LiteVAR: Compressing Visual Autoregressive Modelling with Efficient Attention and Quantization
Rui Xie, Tianchen Zhao, Zhihang Yuan, Rui Wan, Wenxi Gao, Zhenhua Zhu, Xuefei Ning, Yu Wang
TL;DR
This work targets practical deployment of Visual Autoregressive (VAR) models by diagnosing three redundancy axes—attention maps, classifier-free guidance outputs, and data precision—and introducing three training-free compression techniques: Multi-Diagonal Windowed Attention (MDWA), Attention Sharing across CFG (ASC), and Mixed-Precision Quantization. Together, these methods deliver substantial efficiency gains (e.g., 85–90% attention computation savings, 50% memory reduction, 1.5x latency reduction) with negligible quality loss (FID increase < 0.056), and demonstrate feasibility of deploying VAR on resource-constrained hardware.

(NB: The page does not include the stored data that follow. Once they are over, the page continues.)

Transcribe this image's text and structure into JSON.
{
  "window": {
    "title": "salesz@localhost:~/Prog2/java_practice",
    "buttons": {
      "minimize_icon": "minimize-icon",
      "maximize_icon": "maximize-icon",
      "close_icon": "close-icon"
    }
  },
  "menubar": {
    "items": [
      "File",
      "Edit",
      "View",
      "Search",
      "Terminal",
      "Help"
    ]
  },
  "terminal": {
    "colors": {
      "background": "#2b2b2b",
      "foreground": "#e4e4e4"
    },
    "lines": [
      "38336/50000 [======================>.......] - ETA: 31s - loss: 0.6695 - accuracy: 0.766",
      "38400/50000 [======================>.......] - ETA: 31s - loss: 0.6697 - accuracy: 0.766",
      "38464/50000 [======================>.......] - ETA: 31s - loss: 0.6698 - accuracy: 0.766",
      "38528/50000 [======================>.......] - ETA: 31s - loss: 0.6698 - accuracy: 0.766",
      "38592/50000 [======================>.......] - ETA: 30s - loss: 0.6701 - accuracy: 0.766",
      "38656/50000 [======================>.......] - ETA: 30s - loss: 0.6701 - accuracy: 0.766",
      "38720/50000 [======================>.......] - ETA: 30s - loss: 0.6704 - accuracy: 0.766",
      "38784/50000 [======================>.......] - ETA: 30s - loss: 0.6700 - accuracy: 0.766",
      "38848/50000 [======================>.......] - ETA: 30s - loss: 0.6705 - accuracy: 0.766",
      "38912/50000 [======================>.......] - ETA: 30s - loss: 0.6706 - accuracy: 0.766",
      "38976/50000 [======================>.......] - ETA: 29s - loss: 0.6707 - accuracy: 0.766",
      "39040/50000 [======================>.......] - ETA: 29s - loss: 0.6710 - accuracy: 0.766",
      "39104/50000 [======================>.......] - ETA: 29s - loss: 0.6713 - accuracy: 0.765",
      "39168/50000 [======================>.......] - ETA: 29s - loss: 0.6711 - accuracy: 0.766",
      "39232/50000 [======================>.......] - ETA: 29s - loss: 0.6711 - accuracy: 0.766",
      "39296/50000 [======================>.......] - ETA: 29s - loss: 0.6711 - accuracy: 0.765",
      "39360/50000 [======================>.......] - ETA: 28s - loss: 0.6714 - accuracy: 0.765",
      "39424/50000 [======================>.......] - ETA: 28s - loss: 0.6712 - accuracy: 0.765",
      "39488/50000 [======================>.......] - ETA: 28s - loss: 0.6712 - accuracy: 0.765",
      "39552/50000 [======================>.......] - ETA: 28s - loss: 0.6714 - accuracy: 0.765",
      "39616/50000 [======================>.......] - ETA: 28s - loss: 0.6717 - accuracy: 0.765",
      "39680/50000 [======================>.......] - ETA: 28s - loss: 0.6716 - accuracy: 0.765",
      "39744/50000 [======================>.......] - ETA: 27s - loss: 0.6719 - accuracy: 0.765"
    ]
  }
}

The results highlight a scalable path to efficient AR-based image generation, especially at higher resolutions where attention costs grow quadratically. The approach combines algorithmic design with deployment-aware quantization, offering practical guidance for compressing AR-based visual generation models without retraining.
Abstract
Visual Autoregressive (VAR) has emerged as a promising approach in image generation, offering competitive potential and performance comparable to diffusion-based models. However, current AR-based visual generation models require substantial computational resources, limiting their applicability on resource-constrained devices. To address this issue, we conducted analysis and identified significant redundancy in three dimensions of the VAR model: (1) the attention map, (2) the attention outputs when using classifier free guidance, and (3) the data precision. Correspondingly, we proposed efficient attention mechanism and low-bit quantization method to enhance the efficiency of VAR models while maintaining performance. With negligible performance lost (less than 0.056 FID increase), we could achieve 85.2% reduction in attention computation, 50% reduction in overall memory and 1.5x latency reduction. To ensure deployment feasibility, we developed efficient training-free compression techniques and analyze the deployment feasibility and efficiency gain of each technique.